Он достал из нагрудного кармана носовой платок, чтобы протереть лоб. Душок парфюма достиг Блу, и тот скривился.
– Ну-с, мистер Сверкающий Ястреб, – подпустил он шпильку, – а как вы находите наш век машин?
Корявый человек не обратил внимания на его тон.
– Неплохо. Много интересного случается. Главная беда – рубашки.
– Рубашки?
– Ага. Поди найди такую рубашку с воротником двадцать дюймов и рукавом двадцать девять. Приходится шить их на заказ. То же со шляпами и башмаками. Я ношу шляпы восьмого с половиной размера, а обувь – тринадцатого. – Он взглянул на часы. – Мне нужно возвращаться на Кони: работа.
Макгеннон подпрыгнул.
– Когда бы я мог снова увидеться с вами, мистер Гаффни? Я хотел спросить у вас еще столько всего!
– Я свободен по утрам, – ответил корявый человек. – По будням рабочие часы – с двух до полуночи с перерывом на обед. Правила профсоюза, все дела.
– У тех, кто занят в зрелищах, тоже есть профсоюз?
– А как же. Только его называют гильдией. Они, знаете ли, считают себя артистами. У артистов нет профсоюзов, у них есть гильдии. Но по сути это одно и то же.
Блу и Джеффкот наблюдали, как историк и корявый человек вместе не спеша бредут к подземке.

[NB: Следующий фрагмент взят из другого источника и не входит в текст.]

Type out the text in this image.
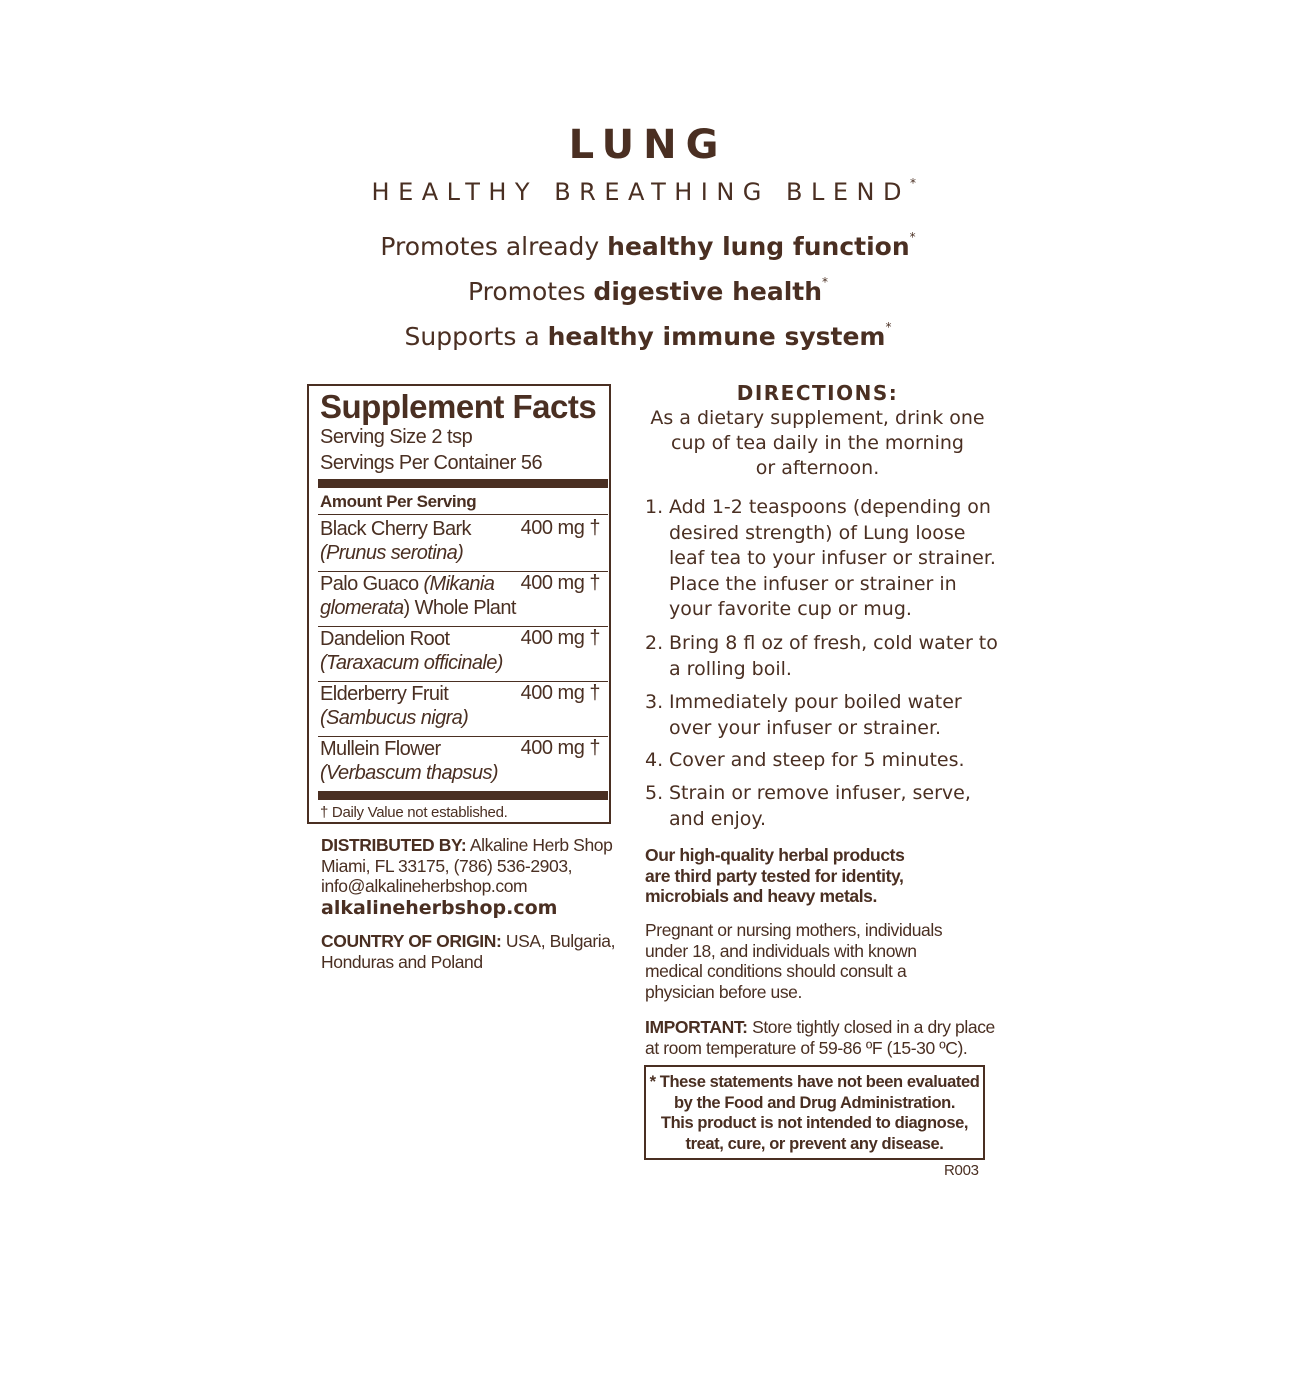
LUNG
HEALTHY BREATHING BLEND*
Promotes already healthy lung function*
Promotes digestive health*
Supports a healthy immune system*
Supplement Facts
Serving Size 2 tsp
Servings Per Container 56
Amount Per Serving
Black Cherry Bark
(Prunus serotina)
400 mg †
Palo Guaco (Mikania
glomerata) Whole Plant
400 mg †
Dandelion Root
(Taraxacum officinale)
400 mg †
Elderberry Fruit
(Sambucus nigra)
400 mg †
Mullein Flower
(Verbascum thapsus)
400 mg †
† Daily Value not established.
DISTRIBUTED BY: Alkaline Herb Shop
Miami, FL 33175, (786) 536-2903,
info@alkalineherbshop.com
alkalineherbshop.com
COUNTRY OF ORIGIN: USA, Bulgaria,
Honduras and Poland
DIRECTIONS:
As a dietary supplement, drink one
cup of tea daily in the morning
or afternoon.
1. Add 1-2 teaspoons (depending on
desired strength) of Lung loose
leaf tea to your infuser or strainer.
Place the infuser or strainer in
your favorite cup or mug.
2. Bring 8 fl oz of fresh, cold water to
a rolling boil.
3. Immediately pour boiled water
over your infuser or strainer.
4. Cover and steep for 5 minutes.
5. Strain or remove infuser, serve,
and enjoy.
Our high-quality herbal products
are third party tested for identity,
microbials and heavy metals.
Pregnant or nursing mothers, individuals
under 18, and individuals with known
medical conditions should consult a
physician before use.
IMPORTANT: Store tightly closed in a dry place
at room temperature of 59-86 ºF (15-30 ºC).
* These statements have not been evaluated
by the Food and Drug Administration.
This product is not intended to diagnose,
treat, cure, or prevent any disease.
R003
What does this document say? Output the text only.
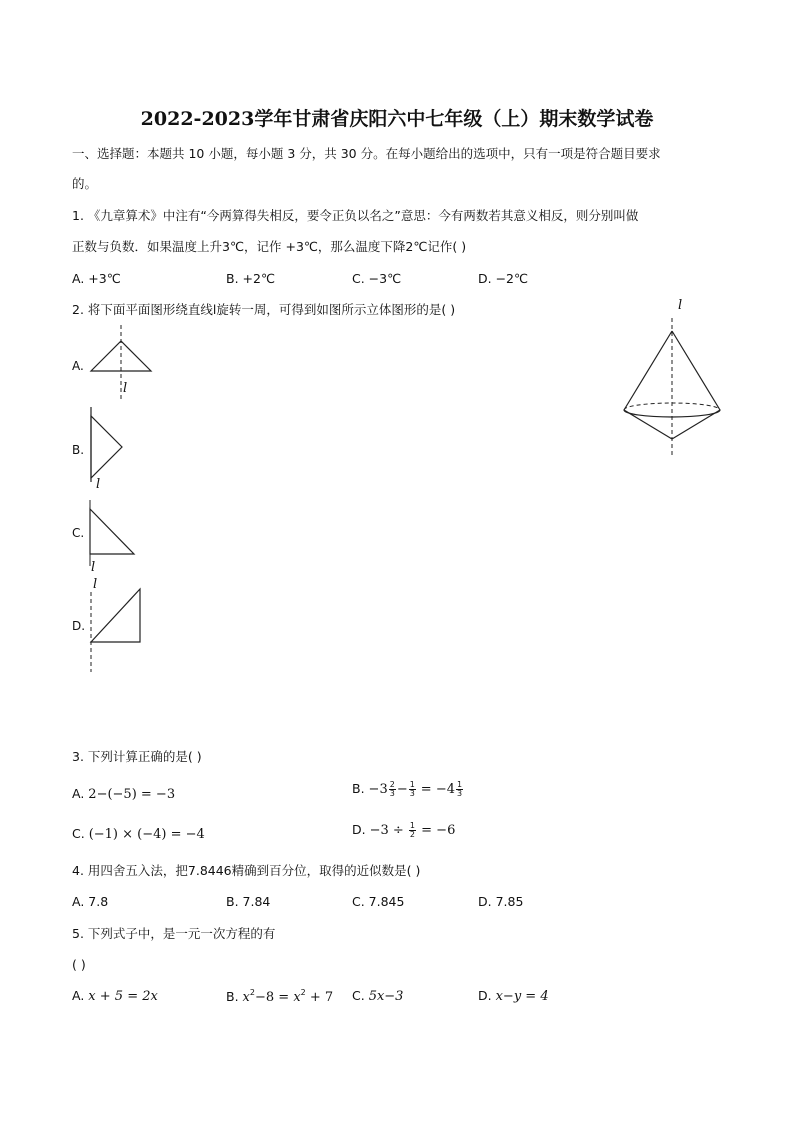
2022-2023学年甘肃省庆阳六中七年级（上）期末数学试卷
一、选择题：本题共 10 小题，每小题 3 分，共 30 分。在每小题给出的选项中，只有一项是符合题目要求
的。
1. 《九章算术》中注有“今两算得失相反，要令正负以名之”意思：今有两数若其意义相反，则分别叫做
正数与负数．如果温度上升3℃，记作 +3℃，那么温度下降2℃记作( )
A. +3℃	B. +2℃	C. −3℃	D. −2℃
2. 将下面平面图形绕直线l旋转一周，可得到如图所示立体图形的是( )
A.
l
B.
l
C.
l
l
D.
l
3. 下列计算正确的是( )
A. 2−(−5) = −3	B. $-3 \frac{2}{3} - \frac{1}{3} = -4 \frac{1}{3}$
C. (−1) × (−4) = −4	D. $-3 \div \frac{1}{2} = -6$
4. 用四舍五入法，把7.8446精确到百分位，取得的近似数是( )
A. 7.8	B. 7.84	C. 7.845	D. 7.85
5. 下列式子中，是一元一次方程的有
( )
A. x + 5 = 2x	B. $x^2-8 = x^2 + 7$ C. 5x−3	D. x−y = 4
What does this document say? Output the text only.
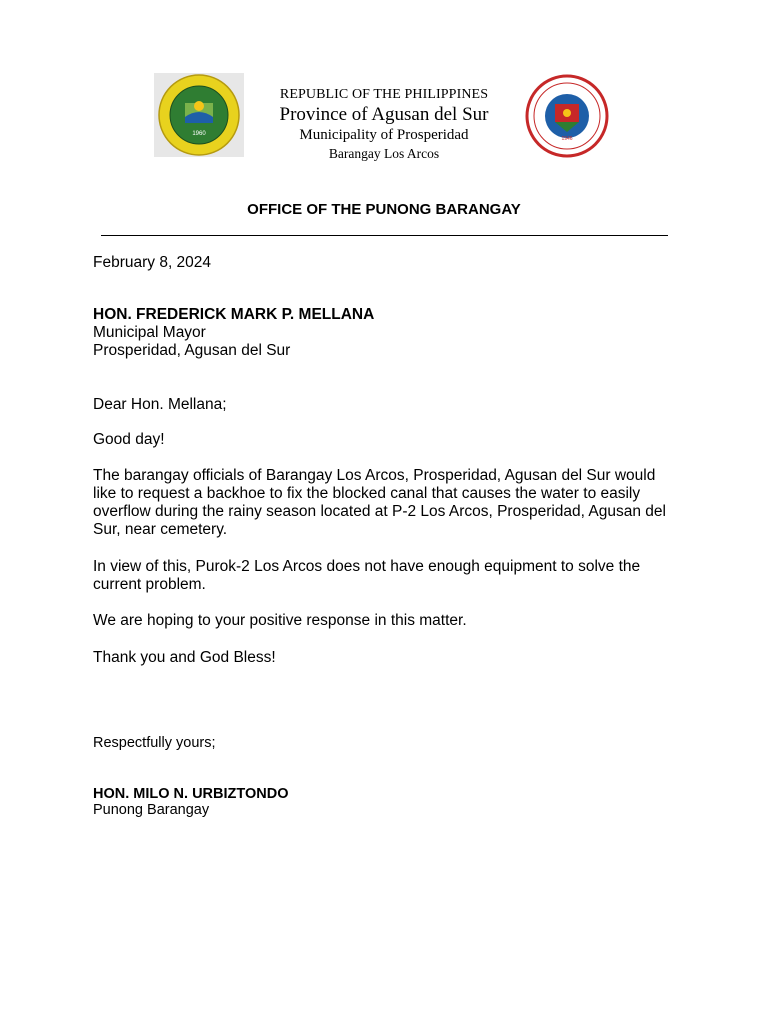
1960
1946
REPUBLIC OF THE PHILIPPINES
Province of Agusan del Sur
Municipality of Prosperidad
Barangay Los Arcos
OFFICE OF THE PUNONG BARANGAY
February 8, 2024
HON. FREDERICK MARK P. MELLANA
Municipal Mayor
Prosperidad, Agusan del Sur
Dear Hon. Mellana;
Good day!
The barangay officials of Barangay Los Arcos, Prosperidad, Agusan del Sur would like to request a backhoe to fix the blocked canal that causes the water to easily overflow during the rainy season located at P-2 Los Arcos, Prosperidad, Agusan del Sur, near cemetery.
In view of this, Purok-2 Los Arcos does not have enough equipment to solve the current problem.
We are hoping to your positive response in this matter.
Thank you and God Bless!
Respectfully yours;
HON. MILO N. URBIZTONDO
Punong Barangay
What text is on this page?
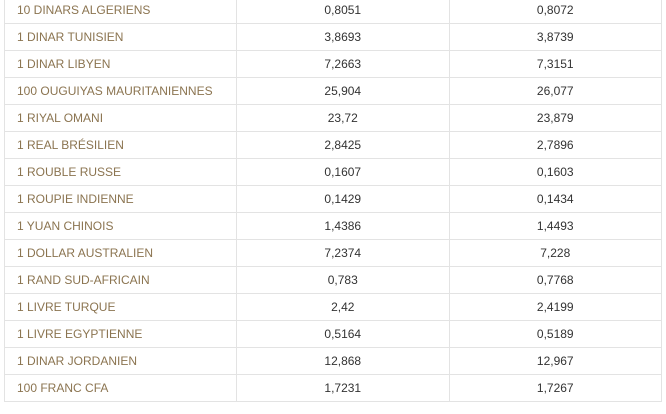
10 DINARS ALGERIENS	0,8051	0,8072
1 DINAR TUNISIEN	3,8693	3,8739
1 DINAR LIBYEN	7,2663	7,3151
100 OUGUIYAS MAURITANIENNES	25,904	26,077
1 RIYAL OMANI	23,72	23,879
1 REAL BRÉSILIEN	2,8425	2,7896
1 ROUBLE RUSSE	0,1607	0,1603
1 ROUPIE INDIENNE	0,1429	0,1434
1 YUAN CHINOIS	1,4386	1,4493
1 DOLLAR AUSTRALIEN	7,2374	7,228
1 RAND SUD-AFRICAIN	0,783	0,7768
1 LIVRE TURQUE	2,42	2,4199
1 LIVRE EGYPTIENNE	0,5164	0,5189
1 DINAR JORDANIEN	12,868	12,967
100 FRANC CFA	1,7231	1,7267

– Бедный старый Мак, – сказал Блу. – Всегда думал, что он с головой на плечах. Похоже, он проглотил эти бредни вместе с крючком и леской.
– Не знаю, что и думать. – Джеффкот нахмурился. – Есть в этой истории нечто странное.
– Только не говори мне, что и ты клюнул! – рявкнул Блу. – Жизнь длиной в пятьдесят тысяч лет? Пещерный человек с парфюмом? Святые угодники!
– Нет-нет, – сказал Джеффкот, – сколько угодно тысяч. Но по мне, это не паранойя или беспардонная ложь. А парфюм очень даже вписывается во все то, что он рассказывал.
– Каким образом?
– Телесный запах. Сэддлер говорила, что его не жалуют собаки. Его запах отличается от нашего. К нашему мы настолько привыкли, что заметим его, только если не будем мыться месяц. Но его запах мы бы заметили.
Блу засопел.
– Ты вот-вот ему поверишь. А ведь это только железы. Он и историю подогнал, чтобы подходила под его случай. Вся эта болтовня про то, что ему плевать, верим мы или нет, – блеф. Ладно, пошли перекусим. Да, а ты видел, как Сэддлер на него смотрела, когда говорила «Кларенс»? Как голодный волк. Интересно, что она собирается с ним делать, а?
Джеффкот помолчал.
– Могу предположить. И если он говорит правду, то во Второзаконии было кое-что на счет этого.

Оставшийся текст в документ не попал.